CADW Listed Building Database Record For more information about records from Cadw:

philip.hobson@wales.gsi.gov.uk
www.cadw.wales.gov.uk
Plas Carew
Unit 5/7 Cefn Coed
Parc Nantgarw
Cardiff
CF15 7QQ

In compliance with the Welsh Assembly's Government's Welsh Language Scheme, the full textual information contained in the listed building descriptions are currently only available on the portal in English. However, it may be viewed in a version with Welsh labels and headings.

Church of St Mary

Street Name and Number: Mountain Road,
Listed Building Reference: 295
Grade: I
Date Listed: 06/11/1962
Date Amended: 16/10/1995
Co-ordinates: 317637,365161
Locality:
Community: Cilcain
Council: Flintshire
National Park: No

Location
Situated in an oval churchyard close to the centre of the village.

History
Circular and oval churchyards are associated with the early Celtic Church, but the earliest reference to a church on the site is 1291; fragments of carved masonry of this date were found during renovations. Rebuilt at various times ultimately conforming to the Clwydian double nave form with Perpendicular detailing. The C15 hammerbeam roof to the S nave was brought from elsewhere (by tradition from Basingwerk Abbey) at an unknown date. N nave was partially rebuilt in 1746 after having stood derelict following a fire in 1532. The porch gates are of c1720 attributed to Davies and probably brought from Mold church when the Davies gates and screens were partially dismantled mid C19. The church was repaired by Ambrose Poynter 1845. Substantial restoration 1888-9 by John Douglas for W B Buddicom and carried out by his widow following his death. Works to the roof were carried out 1935-7 by F H Crossley.

Interior
The central division is formed by an arcade apparently cut through an existing wall and now filled with screens dating from the Douglas refit.

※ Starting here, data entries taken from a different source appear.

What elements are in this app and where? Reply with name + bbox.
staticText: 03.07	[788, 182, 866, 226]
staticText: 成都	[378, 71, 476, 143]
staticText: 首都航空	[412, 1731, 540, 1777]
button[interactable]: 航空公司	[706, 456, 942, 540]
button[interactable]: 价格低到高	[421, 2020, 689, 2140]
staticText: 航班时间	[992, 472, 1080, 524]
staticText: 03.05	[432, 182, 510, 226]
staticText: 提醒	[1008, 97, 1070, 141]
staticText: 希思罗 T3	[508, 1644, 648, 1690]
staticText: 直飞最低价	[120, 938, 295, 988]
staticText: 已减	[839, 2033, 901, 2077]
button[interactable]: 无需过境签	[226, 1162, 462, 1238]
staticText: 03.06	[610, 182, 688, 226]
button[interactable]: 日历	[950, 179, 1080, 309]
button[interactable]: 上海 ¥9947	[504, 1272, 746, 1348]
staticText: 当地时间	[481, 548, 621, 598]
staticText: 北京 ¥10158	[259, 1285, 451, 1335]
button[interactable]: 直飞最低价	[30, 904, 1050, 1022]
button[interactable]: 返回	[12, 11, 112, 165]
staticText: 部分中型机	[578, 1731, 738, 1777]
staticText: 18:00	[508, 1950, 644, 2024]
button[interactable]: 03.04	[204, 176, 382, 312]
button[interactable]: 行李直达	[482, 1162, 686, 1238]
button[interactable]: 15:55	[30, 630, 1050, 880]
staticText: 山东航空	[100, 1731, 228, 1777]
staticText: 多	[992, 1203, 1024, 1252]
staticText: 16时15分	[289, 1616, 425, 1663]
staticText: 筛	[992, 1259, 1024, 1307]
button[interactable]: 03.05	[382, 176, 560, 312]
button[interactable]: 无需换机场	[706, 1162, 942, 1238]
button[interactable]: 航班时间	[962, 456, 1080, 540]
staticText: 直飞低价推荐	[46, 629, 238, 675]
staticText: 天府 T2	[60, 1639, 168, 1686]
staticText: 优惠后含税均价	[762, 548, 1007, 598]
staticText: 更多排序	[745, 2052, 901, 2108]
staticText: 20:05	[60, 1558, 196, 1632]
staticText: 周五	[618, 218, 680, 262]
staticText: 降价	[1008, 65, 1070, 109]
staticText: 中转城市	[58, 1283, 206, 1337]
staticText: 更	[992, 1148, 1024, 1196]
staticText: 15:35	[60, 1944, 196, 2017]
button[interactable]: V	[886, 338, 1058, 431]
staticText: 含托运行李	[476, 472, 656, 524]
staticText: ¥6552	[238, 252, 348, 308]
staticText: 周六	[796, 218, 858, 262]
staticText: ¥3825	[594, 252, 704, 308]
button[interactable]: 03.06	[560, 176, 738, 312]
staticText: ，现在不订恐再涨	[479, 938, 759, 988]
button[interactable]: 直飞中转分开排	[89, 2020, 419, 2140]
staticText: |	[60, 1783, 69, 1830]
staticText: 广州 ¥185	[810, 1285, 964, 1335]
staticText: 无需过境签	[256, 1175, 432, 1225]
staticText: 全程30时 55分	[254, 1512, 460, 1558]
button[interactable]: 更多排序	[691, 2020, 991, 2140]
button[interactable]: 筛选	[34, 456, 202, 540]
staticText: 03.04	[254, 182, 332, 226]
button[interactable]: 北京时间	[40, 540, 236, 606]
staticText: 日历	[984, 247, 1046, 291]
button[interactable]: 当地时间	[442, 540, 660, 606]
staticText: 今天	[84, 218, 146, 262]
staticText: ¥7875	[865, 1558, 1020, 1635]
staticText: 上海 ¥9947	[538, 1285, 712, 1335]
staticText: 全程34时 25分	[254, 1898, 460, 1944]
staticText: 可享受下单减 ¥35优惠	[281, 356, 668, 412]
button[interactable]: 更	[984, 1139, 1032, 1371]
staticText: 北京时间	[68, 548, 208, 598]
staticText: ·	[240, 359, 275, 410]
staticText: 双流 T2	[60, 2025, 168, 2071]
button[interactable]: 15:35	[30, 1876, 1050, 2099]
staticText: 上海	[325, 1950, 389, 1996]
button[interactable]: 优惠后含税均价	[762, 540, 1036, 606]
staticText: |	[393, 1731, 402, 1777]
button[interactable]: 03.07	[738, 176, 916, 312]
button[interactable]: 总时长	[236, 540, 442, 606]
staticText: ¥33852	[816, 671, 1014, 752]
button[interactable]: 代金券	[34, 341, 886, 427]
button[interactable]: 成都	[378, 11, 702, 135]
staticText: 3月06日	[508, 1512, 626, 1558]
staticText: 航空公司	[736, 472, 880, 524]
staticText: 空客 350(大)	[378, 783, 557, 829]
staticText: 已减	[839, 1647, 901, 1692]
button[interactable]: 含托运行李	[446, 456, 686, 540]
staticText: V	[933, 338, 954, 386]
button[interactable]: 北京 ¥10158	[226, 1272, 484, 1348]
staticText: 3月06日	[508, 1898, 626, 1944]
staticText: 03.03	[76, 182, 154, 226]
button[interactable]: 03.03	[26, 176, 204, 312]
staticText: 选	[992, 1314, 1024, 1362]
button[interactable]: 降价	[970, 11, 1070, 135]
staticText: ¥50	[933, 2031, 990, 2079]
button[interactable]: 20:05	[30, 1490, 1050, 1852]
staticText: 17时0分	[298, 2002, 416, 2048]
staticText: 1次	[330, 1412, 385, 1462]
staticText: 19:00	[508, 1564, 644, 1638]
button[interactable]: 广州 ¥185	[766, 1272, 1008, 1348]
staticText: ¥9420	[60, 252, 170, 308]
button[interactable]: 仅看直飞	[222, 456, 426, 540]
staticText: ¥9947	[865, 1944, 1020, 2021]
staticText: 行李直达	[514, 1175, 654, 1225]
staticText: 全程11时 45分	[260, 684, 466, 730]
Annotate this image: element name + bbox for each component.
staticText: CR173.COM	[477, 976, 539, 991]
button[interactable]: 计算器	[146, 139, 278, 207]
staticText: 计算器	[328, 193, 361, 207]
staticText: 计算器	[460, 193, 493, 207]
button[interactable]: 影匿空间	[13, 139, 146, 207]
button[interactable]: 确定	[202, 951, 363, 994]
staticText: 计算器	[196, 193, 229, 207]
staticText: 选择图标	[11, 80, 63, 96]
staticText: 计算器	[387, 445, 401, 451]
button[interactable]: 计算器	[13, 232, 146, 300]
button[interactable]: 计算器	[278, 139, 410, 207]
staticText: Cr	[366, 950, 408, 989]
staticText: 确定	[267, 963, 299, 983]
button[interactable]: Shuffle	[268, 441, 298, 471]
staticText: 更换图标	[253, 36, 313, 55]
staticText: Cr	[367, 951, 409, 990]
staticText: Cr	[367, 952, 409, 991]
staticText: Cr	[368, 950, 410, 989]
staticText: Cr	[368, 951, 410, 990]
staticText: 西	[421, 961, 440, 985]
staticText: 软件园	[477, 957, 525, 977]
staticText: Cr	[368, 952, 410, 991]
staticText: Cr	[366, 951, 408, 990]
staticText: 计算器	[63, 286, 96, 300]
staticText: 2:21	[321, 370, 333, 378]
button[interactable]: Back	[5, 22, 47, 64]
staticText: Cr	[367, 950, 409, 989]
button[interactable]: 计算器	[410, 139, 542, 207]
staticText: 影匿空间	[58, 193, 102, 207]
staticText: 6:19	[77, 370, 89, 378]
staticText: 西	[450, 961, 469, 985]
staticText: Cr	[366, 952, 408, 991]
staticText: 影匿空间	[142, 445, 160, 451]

S nave without architectural chancel division has a C15 roof consisting of alternating arch bracing and hammerbeam trusses which bear static angels carrying shields with emblems of the passion, other carvings of figures, beasts and grotesques. The roof is of very high quality, boldly carved and well- finished. Its structure does not relate to the nave arcade and its scale suggests it should be at a greater height. Condition suggests it has not suffered exposure to the weather. At the E end there is a simple wagon roof. Furnishings are by Douglas though some C17 work is incorporated in the choir furnishings and a bench to the rear has reset brass plates from family pews. On the west wall are boards with the creed, Lords prayer and commandments in Welsh. One is signed `Robert Jones' and dated 1809. Organ at NE end of S nave by Rushworth & Dreaper. Stained glass in the E window is reset and restored C16 work with a central crucifixion with the Virgin and St John, SS George and Peter in the outer lights. Monuments include E wall S, Mostyn family by T Wynne 1731: broken pediment with winged putti and drapery above and urns on each side. E wall W Thomas Mostyn Edwards d 1832 by Reeves & Son of Bath: Neo-classical with Greek detailing; reset in reveal of window in S wall to Edward Eyton, d 1718 with putti, heraldic motifs etc.; on the S wall a plaque commemorating the restoration of the church in 1888 dedicated to William Baile Buddicum by his widow.

Exterior
Limestone rubble with roughly squared quoins, some work in red sandstone. Slate roof with red ridge tiles. Double nave with offset W tower with upper stage and stepped buttresses of late C19, S porch of same date which is fitted with a pair of very fine C18 gates. The naves are of different builds; the E end presents 2 gables, the N nave is lower and contains an offset 3-light Perpendicular window, the S nave has a taller 5-light Perpendicular window. S wall has square headed windows of the late C19 restoration, there is a blocked entrance with a cambered sandstone head, the masonry shows obvious signs of alteration and rebuilding. N side has chimney to vestry, 2 round headed windows with largely original glass of 1764 and a round headed door of the same date.

Reason for Listing
Listed Grade I as an especially important medieval parish church of the Clwydian double nave type with an exceptionally fine C15 hammerbeam roof.

References
D R Thomas, History of the Diocese of St Asaph, Vol II, pp367-9; E Hubbard, Clwyd, 1986, p337.